Pussy Riot als Coversujet
Ausdruck von David Ter-Oganyans aktivistischer Grundhaltung wie auch seiner Überzeugung von der Notwendigkeit des kollektiven Agierens ist seine Unterstützung der Moskauer feministischen Künstlerinnengruppe Pussy Riot. In Form einer Zeichnung hat er diese auf das Cover seines Kataloges gesetzt. Mit ihrer jüngsten, aufsehenerregenden und auch international zunehmend wahrgenommenen Performance haben diese Künstlerinnen mittlerweile wesentliche gesellschaftliche Diskussionen in ihrem Land angestoßen. Als Punkrockerinnen mit maskierten Gesichtern auftretend, hatten sie am 21. Februar 2012 in der Moskauer Christ-Erlöser-Kathedrale die provokante Parole: „Heilige Maria, gesegnete Jungfrau, vertreibe Putin!“, gesungen. Damit wollten sie unter anderem auf die stark machistische Prägung der Verflechtungen von politischer Macht und Kirche in Russland verweisen. Drei der mutmaßlich beteiligten Künstlerinnen werden seither in Untersuchungshaft gehalten. Ihnen drohen hohe Haftstrafen, die exemplarisch abschreckend wirken sollen. 14 namhafte österreichische Kunstinstitutionen, darunter das mumok, haben ihre Besorgnis darüber bereits in einem offenen Brief formuliert, vier weitere haben sich nach dessen Erscheinen angeschlossen.
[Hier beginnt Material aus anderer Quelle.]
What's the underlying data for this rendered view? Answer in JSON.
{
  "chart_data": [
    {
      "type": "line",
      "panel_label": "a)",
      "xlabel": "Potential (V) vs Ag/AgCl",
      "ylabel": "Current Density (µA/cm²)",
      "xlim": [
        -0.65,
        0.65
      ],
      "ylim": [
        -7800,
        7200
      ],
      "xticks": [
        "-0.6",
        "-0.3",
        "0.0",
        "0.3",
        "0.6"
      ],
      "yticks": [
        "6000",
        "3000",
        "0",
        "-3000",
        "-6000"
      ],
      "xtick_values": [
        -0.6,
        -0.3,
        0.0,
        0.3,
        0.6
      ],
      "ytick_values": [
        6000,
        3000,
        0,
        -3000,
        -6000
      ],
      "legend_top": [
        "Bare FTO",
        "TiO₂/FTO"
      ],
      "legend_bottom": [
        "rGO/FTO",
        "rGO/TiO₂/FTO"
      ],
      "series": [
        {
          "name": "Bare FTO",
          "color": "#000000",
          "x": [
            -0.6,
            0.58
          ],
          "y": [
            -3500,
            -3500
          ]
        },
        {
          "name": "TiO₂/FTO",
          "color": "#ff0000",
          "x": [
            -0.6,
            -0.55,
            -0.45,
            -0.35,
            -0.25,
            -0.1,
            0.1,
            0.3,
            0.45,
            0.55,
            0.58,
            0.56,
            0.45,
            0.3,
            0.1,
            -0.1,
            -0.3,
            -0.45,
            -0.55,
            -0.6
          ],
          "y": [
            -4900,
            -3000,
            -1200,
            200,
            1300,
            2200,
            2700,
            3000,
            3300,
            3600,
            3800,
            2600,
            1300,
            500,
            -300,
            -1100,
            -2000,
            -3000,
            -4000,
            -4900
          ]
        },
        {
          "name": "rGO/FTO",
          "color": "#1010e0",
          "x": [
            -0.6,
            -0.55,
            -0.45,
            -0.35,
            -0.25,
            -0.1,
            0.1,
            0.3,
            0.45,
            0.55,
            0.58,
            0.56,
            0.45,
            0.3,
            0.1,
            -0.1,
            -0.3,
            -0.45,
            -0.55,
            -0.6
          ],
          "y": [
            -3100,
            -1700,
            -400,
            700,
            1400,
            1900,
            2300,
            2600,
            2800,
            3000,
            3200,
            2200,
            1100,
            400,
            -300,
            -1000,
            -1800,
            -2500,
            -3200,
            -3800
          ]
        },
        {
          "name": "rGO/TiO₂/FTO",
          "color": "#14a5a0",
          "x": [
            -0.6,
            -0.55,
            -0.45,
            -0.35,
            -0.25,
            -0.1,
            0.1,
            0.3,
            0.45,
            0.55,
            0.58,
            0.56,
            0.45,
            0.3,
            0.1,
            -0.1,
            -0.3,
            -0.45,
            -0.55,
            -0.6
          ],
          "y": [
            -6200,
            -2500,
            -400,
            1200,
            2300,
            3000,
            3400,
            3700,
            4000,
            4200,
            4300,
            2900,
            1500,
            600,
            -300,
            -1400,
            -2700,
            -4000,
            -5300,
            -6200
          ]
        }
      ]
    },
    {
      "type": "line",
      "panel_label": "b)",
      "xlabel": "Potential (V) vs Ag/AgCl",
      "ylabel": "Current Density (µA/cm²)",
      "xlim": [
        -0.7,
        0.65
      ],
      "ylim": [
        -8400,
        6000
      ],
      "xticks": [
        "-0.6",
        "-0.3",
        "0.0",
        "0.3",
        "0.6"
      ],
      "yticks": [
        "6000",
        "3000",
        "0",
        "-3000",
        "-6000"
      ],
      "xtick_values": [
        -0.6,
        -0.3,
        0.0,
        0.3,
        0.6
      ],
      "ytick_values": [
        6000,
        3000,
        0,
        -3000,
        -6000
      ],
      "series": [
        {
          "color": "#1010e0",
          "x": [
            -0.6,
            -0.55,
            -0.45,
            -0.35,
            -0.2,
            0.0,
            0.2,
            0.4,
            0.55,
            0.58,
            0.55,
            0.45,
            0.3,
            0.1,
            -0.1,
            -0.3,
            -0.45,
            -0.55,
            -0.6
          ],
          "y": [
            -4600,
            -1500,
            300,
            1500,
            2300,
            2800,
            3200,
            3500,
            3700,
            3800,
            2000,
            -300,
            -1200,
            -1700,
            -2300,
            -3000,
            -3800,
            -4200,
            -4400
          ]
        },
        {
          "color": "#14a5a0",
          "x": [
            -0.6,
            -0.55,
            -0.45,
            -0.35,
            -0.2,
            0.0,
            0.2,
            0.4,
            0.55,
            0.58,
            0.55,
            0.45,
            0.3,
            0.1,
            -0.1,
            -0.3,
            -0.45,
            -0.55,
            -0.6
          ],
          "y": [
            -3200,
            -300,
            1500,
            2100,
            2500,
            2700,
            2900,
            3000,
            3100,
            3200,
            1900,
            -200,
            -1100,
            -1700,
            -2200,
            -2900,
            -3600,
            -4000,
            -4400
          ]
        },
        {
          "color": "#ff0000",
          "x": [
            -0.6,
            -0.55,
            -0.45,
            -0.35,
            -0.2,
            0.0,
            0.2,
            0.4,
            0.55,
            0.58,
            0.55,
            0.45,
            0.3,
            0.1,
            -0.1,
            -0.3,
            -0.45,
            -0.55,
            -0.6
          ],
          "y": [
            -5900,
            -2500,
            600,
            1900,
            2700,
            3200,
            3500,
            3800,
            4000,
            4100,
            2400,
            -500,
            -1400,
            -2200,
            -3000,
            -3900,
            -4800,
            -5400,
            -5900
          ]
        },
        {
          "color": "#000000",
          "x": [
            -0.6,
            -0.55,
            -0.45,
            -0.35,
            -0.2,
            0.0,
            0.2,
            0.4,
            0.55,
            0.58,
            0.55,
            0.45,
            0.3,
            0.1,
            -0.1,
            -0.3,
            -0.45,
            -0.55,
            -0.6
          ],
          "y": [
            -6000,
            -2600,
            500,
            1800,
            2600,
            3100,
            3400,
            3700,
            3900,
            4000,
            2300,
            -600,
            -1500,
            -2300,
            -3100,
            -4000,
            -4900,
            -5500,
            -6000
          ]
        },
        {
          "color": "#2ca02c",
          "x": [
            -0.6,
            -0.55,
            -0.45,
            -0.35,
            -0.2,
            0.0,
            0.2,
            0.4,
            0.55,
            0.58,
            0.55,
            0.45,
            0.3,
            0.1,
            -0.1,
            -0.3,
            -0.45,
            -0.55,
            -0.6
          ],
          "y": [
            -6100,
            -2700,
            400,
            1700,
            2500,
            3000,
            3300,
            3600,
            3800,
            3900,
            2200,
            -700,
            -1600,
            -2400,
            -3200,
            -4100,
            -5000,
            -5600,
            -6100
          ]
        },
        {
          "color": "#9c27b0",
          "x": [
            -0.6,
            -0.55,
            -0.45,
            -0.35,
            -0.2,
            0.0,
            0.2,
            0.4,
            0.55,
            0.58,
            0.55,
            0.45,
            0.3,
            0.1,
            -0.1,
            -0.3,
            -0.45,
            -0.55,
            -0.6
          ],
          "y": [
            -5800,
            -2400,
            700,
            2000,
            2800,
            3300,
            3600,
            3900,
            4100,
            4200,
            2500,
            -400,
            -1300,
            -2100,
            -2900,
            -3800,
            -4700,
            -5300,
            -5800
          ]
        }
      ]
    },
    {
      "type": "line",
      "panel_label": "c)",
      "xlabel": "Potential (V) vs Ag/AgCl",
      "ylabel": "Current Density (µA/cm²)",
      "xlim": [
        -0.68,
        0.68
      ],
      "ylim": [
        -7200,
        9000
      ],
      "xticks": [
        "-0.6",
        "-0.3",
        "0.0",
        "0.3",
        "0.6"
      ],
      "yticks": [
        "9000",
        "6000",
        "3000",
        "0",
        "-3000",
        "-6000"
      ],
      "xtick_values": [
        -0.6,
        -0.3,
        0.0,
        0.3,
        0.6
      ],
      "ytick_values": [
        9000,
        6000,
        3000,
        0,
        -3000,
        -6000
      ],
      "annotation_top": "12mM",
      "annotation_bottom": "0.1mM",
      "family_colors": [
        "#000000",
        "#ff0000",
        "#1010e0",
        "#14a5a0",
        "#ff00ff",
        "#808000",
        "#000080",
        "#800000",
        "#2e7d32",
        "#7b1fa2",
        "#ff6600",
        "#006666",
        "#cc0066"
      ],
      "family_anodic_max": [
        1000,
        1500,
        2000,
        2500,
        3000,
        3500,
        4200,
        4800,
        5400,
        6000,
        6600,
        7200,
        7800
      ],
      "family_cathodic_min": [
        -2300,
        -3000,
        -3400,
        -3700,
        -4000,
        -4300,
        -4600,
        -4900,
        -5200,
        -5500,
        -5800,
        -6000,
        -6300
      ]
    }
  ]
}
Ausstellungskatalog Für den Katalog hat sich der Künstler von jenen Magazinen inspirieren lassen, die Henkel für Kunden wie auch für Mitarbeiter produziert. Die in Deutsch, Englisch und Russisch erscheinende Publikation enthält neben Vorworten von Karola Kraus und Eva Badura-Triska (mumok) einen Essay von Constantin Bokhorov.
Henkel Art.Award.
Seit 2002 schreibt Henkel Central Eastern Europe (CEE) den Henkel Art.Award. für die Region Zentral- und Osteuropa aus. Der mit 7.000 Euro dotierte Förderkunstpreis richtet sich an bildende Künstlerinnen und Künstler aus 23 Ländern und wird in Kooperation mit dem mumok und KulturKontakt Austria vergeben.